Many patients were being referred by their GP to physiotherapy for treatment and management of osteoarthritis of the knee. The current model of care and management of these patients was reviewed.
The NICE guidance for care and management of osteoarthritis (CG177) were reviewed and a plan was made to bring all patients for first contact into an education group. Patients deemed suitable for this group must have a clinical diagnosis of osteoarthritis, be over 45 years old and with radiographic confirmation of osteoarthritis. Exclusion criteria were also agreed. A presentation was formulated for the education session. A screening tool was developed to ensure 'red flags' were identified at initial contact and those patients managed appropriately. Outcome measures were decided upon (PROM's & PREM's). A follow up review appointment was offered to all patients 3 months after initial contact. The impact was that patients with OA knee were seen quicker.
The outcomes measured identified a reduction in pain and improvement in function at 3 month review. A high percentage if patients felt confident to self manage their pain and this was maintained at 3 month review. Most patients would recommend the service to friends and family and were very satisfied with their care.
Aims and objectives
To provide best care to patients with OA knee referred to Physiotherapy by their GP.
Identify patients appropriate for the group. Triage them effectively. Screen them for red flags at contact. Provide them with best practice and information. Offer them a review if required to action patient-centered care.
The goals of the project were to address; long waiting list for physiotherapy; provide efficient and effective management of patients with osteoarthritis of the knee and ensure the implementation of best practice management. To improve patient experiences of the physiotherapy department (measured with the friends and family test FFT). To provide evidence of the effectiveness of physiotherapy input for patients with osteoarthritis of the knee.
Reasons for implementing your project
We needed to think differently about how patients accessed the physiotherapy service. We needed to try to reduce waiting times for a physiotherapy appointment. We wanted to be efficient with physiotherapy contacts. We wanted to provide consistency in management across the department. We wanted to offer best / recommended practice to all patients with osteoarthritis of the knee. We wanted patients to have a good experiences of the Physiotherapy Department.
How did you implement the project
The challenges and ideas for change were discussed and brain stormed in a small working group. The group included those physiotherapists currently working in the lower limb pathway and included the lower limb APP and consultant physiotherapist. Inclusion and exclusion criteria for the group were identified. A powerpoint presentation was formulated for the initial and review sessions to be used as a basic guide for the structure of the session. The content of the presentation was based on NICE guidance and formulated through team discussion. Outcome measures were agreed and included; VAS, timed sit to stand, MSK-HQ and the friends and family test.
A screening tool was developed to identify 'red flags' and those patients who required 1:1 review and further assessment and management.
The challenges included obtaining adequate administrative support to book patients into the sessions and subsequent reviews.
Arc booklets were given to patients who attended the session alongside information about local community exercise groups and online education resources.

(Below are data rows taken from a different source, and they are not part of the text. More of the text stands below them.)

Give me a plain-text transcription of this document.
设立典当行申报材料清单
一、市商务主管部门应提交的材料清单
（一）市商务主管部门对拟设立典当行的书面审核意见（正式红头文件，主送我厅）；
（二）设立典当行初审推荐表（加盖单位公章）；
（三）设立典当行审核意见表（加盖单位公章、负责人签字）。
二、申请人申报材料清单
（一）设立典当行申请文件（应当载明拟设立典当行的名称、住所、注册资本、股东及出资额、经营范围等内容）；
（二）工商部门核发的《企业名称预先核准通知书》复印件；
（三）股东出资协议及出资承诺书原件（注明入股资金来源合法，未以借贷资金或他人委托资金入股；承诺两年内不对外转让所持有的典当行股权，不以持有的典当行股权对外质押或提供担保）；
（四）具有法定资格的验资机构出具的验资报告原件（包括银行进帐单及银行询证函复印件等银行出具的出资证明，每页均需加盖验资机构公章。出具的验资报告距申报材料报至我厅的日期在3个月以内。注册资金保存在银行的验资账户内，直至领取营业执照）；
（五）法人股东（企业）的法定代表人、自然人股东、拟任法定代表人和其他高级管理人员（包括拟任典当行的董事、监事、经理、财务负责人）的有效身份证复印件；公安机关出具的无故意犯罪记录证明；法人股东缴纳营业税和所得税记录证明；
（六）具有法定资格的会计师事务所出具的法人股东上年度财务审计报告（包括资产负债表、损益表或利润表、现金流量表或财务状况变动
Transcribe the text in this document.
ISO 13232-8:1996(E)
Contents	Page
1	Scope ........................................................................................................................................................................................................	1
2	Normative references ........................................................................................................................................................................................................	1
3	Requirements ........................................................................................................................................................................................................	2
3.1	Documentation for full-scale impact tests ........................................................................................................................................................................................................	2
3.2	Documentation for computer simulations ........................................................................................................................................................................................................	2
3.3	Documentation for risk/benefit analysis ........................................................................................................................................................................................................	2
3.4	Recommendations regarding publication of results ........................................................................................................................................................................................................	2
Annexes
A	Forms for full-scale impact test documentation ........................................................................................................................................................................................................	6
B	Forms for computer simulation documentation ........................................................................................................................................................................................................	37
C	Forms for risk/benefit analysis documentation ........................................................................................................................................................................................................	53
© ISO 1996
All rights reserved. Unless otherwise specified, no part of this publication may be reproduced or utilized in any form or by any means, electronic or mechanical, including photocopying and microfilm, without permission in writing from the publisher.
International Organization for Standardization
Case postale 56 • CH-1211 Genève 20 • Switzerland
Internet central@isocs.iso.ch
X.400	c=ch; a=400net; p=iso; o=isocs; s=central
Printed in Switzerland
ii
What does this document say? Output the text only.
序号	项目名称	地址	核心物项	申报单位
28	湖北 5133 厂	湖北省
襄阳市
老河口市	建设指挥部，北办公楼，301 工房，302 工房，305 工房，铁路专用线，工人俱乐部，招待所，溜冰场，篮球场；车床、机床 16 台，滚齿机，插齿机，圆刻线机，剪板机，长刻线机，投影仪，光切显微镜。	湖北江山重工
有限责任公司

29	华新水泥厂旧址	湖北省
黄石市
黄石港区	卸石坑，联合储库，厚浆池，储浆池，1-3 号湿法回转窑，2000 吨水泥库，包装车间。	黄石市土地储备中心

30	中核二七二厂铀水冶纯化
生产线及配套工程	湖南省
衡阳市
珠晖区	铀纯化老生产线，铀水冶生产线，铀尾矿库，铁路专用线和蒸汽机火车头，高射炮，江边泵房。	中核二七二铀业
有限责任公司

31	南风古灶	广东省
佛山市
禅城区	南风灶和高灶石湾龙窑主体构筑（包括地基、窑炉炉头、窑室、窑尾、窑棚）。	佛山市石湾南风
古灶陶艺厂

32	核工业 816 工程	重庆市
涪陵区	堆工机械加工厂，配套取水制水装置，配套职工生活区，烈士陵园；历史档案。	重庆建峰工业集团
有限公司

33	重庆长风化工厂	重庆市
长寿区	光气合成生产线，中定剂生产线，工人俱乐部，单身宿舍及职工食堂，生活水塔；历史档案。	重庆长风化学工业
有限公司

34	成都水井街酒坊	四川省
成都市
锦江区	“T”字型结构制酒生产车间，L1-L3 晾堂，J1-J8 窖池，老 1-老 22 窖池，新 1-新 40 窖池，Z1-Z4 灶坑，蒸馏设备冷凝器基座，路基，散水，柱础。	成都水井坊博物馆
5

More patients were seen quicker. The quality of care provided for patients with OA knee was standardised across the service and was of a high quality. Data collected after the first 5 months showed 77% of patients were discharged happy to self manage after first initial contact. 10% required a 1:1 appointment for further review. This review was with a physiotherapist who would asses the patient and if required could refer to the APP for further assessment and management. DNA rate was less than 1%. Friends and family data collection showed all patients were likely or extremely likely to recommend the service.
Examples of comments received:
"Importance of preventative Healthcare–so very important". "A lot of information Very well explained."
"I was given practical information in an easily understood format".
"Your expert approach to osteoarthritis".
Data collected at the review sessions for the first 50 patients has shown that 54% scored higher on the their 'sit to stand' functional test. 84% of those who attended for review remained confident to self manage their condition. Those who did not feel confident were offered a review appointment and were therefore managed appropriately.
Key learning points
To implement a new system of working you need good administrative support. If we were to implement change in the future I think it would help to get the whole team on board (including admin) so everyone felt invested in the change and motivated to support its success.
We still struggle with how the patients complete the screening tool and are working at ways of improving this which including highlighting important words and vocal emphasis when giving an explanation. There remains the desire of most patients to want to talk to a therapist about their own individual problem 1:1. We have not been able to change this but for those patients who are not happy to attend a group they are offered an opt out at attendance and a 1:1 appt is arranged.
Overall we have learnt how successful change can be and how it can benefit both patients and physiotherapists. If you have a good idea, get everyone on board and be enthusiastic and sell it to those involved. Listen to feedback and be open to change ongoing.